Home Depot has not publicly commented on the reported transaction. However, if true, I think it would be a big boon both for the home improvement center and its shareholders.

What makes me so bullish on this reported deal? In a word, flexibility.

You see, if the transaction is consummated as reported and the company is able to raise $10 billion in greenbacks, it has a host of options that it didn't have before. For example, it could return some of the funds to shareholders in the form of a dividend. It could also use some of the money to repurchase shares.

I also suspect that some of the money could be used to ramp up advertising and promotions - to help the company steal back market share from Lowe's (NYSE: LOW). Almost certainly a percentage could be allocated to hire more staff.

This could be the huge catalyst that analysts and investors have long been waiting for. (To learn more on Catalysts, read Trading On News Releases.)

Stock Price Remains Flat
There has been very little movement in the stock so far. I think people are focusing on the weak housing numbers, and the growing reluctance among consumers to part with their hard earned money. Furthermore, I think a significant number of investors were turned off by Home Depot's ex-CEO Bob Nardelli, and his inability, or unwillingness, to unlock shareholder value.

But again, if a deal is completed, I suggest this will all change. It would prove that current CEO Frank Blake and his team are seriously focused on driving the stock price higher.

Other Attractive Features
There are some other things that I like about Home Depot. For example, according to its latest financials, it's got roughly $37 billion in cash, short term investments, and property and equipment combined. That equates to about $18 per share in some pretty hard assets.

Then there is the roughly $7 per share it has tied up in inventories. Don't forget about the value of its vast geographic footprint, and its household name. In the grand scheme of things, investors have placed very little value on the future earnings potential of the company.

Sears Merger?
Finally, there's the Sears (Nasdaq: SHLD) wild card. As I mentioned in an article back in early May, some have speculated that Sears and Home Depot might join forces. (To read the full article, see Sears On The Prowl?.)

The logic being that the combined entity could probably save a fortune on distribution, since both companies operate in many of the same markets. One could also argue that the combined company would also have much more leverage over vendors.

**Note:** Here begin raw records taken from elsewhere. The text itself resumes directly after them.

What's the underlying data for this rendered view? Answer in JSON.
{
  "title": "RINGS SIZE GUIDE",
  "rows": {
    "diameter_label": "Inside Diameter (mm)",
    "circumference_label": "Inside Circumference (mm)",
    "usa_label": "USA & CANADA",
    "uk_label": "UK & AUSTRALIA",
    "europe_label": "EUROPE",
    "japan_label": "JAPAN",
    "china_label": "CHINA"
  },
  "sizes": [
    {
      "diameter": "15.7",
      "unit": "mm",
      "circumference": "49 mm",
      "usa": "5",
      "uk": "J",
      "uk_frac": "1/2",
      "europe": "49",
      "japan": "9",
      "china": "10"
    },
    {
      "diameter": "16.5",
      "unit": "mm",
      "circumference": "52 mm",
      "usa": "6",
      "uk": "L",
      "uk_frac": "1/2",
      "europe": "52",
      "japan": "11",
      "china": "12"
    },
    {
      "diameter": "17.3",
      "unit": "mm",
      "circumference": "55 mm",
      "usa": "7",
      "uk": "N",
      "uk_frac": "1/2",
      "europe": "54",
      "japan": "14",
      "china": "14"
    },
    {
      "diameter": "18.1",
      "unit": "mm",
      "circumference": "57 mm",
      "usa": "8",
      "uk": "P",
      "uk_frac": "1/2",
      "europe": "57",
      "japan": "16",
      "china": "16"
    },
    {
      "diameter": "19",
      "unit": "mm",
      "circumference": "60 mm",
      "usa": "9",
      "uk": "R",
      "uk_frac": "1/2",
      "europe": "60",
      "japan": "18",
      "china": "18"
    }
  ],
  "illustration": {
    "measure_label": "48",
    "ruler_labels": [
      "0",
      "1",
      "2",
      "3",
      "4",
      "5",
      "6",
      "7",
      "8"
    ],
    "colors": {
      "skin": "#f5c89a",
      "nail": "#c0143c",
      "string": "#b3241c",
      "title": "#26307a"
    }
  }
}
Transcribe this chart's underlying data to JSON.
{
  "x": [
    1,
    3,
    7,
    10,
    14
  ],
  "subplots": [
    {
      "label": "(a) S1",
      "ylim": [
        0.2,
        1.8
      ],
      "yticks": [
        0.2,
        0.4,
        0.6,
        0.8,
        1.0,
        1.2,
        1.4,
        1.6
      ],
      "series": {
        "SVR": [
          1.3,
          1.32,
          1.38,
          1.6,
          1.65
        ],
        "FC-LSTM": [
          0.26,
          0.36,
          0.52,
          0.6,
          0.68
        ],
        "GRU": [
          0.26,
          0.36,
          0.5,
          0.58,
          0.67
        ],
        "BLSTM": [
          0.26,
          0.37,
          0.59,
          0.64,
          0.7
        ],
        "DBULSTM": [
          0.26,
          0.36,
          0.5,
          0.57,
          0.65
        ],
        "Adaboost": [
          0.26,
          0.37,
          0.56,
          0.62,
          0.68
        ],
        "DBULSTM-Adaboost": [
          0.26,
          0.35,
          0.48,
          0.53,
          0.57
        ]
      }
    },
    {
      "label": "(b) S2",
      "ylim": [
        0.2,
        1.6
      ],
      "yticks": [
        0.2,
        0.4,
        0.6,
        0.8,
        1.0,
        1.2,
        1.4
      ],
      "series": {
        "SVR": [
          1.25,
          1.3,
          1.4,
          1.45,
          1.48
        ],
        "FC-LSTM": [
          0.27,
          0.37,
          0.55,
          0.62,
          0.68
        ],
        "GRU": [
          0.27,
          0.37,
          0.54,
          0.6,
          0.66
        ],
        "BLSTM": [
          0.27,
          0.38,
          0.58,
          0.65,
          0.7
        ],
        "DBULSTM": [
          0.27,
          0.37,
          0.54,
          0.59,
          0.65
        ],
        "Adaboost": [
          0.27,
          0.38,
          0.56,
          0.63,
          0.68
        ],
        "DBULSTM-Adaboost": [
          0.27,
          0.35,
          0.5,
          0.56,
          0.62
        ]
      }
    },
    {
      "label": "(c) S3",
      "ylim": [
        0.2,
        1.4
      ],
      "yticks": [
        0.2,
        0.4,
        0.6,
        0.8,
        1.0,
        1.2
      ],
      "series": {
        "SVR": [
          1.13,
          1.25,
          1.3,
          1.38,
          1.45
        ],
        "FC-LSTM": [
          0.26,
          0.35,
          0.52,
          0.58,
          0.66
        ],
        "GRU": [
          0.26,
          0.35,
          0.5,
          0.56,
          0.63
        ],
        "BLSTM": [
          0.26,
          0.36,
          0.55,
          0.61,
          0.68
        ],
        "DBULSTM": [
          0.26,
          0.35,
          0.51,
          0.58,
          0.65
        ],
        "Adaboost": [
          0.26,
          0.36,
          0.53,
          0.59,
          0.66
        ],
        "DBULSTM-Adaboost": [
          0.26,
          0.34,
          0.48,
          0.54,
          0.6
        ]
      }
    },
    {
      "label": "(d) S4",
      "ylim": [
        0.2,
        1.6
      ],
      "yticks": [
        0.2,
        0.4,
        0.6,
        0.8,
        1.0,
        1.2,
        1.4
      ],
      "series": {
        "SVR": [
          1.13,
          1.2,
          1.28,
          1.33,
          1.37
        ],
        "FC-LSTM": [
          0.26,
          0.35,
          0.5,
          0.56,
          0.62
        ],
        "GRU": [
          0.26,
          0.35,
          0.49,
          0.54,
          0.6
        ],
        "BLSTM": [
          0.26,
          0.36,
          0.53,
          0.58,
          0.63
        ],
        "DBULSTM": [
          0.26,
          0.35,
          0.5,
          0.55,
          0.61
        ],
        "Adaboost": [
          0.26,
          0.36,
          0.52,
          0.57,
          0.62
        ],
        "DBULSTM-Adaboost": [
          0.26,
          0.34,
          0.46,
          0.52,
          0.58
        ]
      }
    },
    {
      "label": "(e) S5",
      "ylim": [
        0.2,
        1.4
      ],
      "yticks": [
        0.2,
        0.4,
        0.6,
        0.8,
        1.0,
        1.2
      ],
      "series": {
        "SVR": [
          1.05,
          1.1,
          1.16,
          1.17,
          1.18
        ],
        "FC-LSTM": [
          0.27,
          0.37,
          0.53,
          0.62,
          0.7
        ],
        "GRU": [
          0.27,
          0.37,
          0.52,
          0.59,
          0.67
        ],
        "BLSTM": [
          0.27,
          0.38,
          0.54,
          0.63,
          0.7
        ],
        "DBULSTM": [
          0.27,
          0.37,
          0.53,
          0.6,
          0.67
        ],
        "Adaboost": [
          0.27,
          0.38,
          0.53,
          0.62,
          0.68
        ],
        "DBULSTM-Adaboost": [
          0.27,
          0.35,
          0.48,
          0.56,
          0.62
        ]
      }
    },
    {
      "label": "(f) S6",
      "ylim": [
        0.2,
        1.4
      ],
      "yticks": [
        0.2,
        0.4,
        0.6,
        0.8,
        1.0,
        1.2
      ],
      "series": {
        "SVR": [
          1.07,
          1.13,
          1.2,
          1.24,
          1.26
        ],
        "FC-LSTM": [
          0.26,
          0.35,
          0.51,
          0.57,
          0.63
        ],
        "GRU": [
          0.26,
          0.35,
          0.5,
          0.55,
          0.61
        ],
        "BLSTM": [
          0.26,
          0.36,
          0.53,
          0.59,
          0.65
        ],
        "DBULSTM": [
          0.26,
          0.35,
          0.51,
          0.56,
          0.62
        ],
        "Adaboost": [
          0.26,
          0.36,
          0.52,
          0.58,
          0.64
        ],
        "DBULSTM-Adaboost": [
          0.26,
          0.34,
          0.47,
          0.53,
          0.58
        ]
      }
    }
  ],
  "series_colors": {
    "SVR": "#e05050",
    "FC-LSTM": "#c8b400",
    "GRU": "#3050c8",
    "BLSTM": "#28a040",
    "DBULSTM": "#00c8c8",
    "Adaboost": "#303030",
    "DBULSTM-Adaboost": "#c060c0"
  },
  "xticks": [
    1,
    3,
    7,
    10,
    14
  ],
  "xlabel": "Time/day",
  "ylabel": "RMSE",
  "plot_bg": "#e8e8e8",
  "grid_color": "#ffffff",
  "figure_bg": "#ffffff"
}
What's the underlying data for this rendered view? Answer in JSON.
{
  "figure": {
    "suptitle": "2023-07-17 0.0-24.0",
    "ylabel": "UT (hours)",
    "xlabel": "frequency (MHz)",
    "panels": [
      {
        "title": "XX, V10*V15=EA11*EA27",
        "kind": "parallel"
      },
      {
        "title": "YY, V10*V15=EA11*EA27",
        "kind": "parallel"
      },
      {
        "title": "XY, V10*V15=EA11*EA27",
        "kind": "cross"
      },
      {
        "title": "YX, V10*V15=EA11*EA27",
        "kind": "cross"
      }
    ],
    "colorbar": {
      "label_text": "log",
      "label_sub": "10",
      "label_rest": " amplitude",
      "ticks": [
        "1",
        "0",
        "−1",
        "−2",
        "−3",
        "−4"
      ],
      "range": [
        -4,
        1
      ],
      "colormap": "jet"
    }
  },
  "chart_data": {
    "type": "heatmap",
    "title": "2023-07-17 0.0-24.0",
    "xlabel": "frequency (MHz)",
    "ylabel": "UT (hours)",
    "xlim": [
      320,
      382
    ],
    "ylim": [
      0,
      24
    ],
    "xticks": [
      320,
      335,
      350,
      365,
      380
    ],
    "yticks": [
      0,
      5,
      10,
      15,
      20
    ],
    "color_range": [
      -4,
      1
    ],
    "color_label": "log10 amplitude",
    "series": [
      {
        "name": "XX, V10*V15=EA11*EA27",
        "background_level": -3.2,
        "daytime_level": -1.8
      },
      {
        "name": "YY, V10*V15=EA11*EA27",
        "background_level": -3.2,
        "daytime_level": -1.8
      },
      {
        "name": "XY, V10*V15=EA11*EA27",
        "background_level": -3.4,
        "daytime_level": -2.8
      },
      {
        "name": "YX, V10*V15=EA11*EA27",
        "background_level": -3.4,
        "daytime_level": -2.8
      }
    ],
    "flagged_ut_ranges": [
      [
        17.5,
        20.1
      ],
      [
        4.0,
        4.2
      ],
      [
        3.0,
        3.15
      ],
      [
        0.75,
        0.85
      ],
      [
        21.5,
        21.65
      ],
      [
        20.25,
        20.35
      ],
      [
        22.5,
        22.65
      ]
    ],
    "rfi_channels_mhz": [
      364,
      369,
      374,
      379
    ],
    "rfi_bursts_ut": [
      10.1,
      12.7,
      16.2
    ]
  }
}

Now, is a combination with Sears imminent? I don't think so. But, as I mentioned in my previous article, both companies are going through a bit of a rough patch and are under pressure from their shareholders to unlock as much value in as little time as possible. So, you never know.

The Bottom Line
To be perfectly clear, I'm not suggesting that this is the time to go headlong into Home Depot stock. However, I am going to keep my eyes on the stock, because once the housing market does look like its leveling off, I'll want to pounce.

Home Depot is a solid company; it's simply a matter of timing an entry point.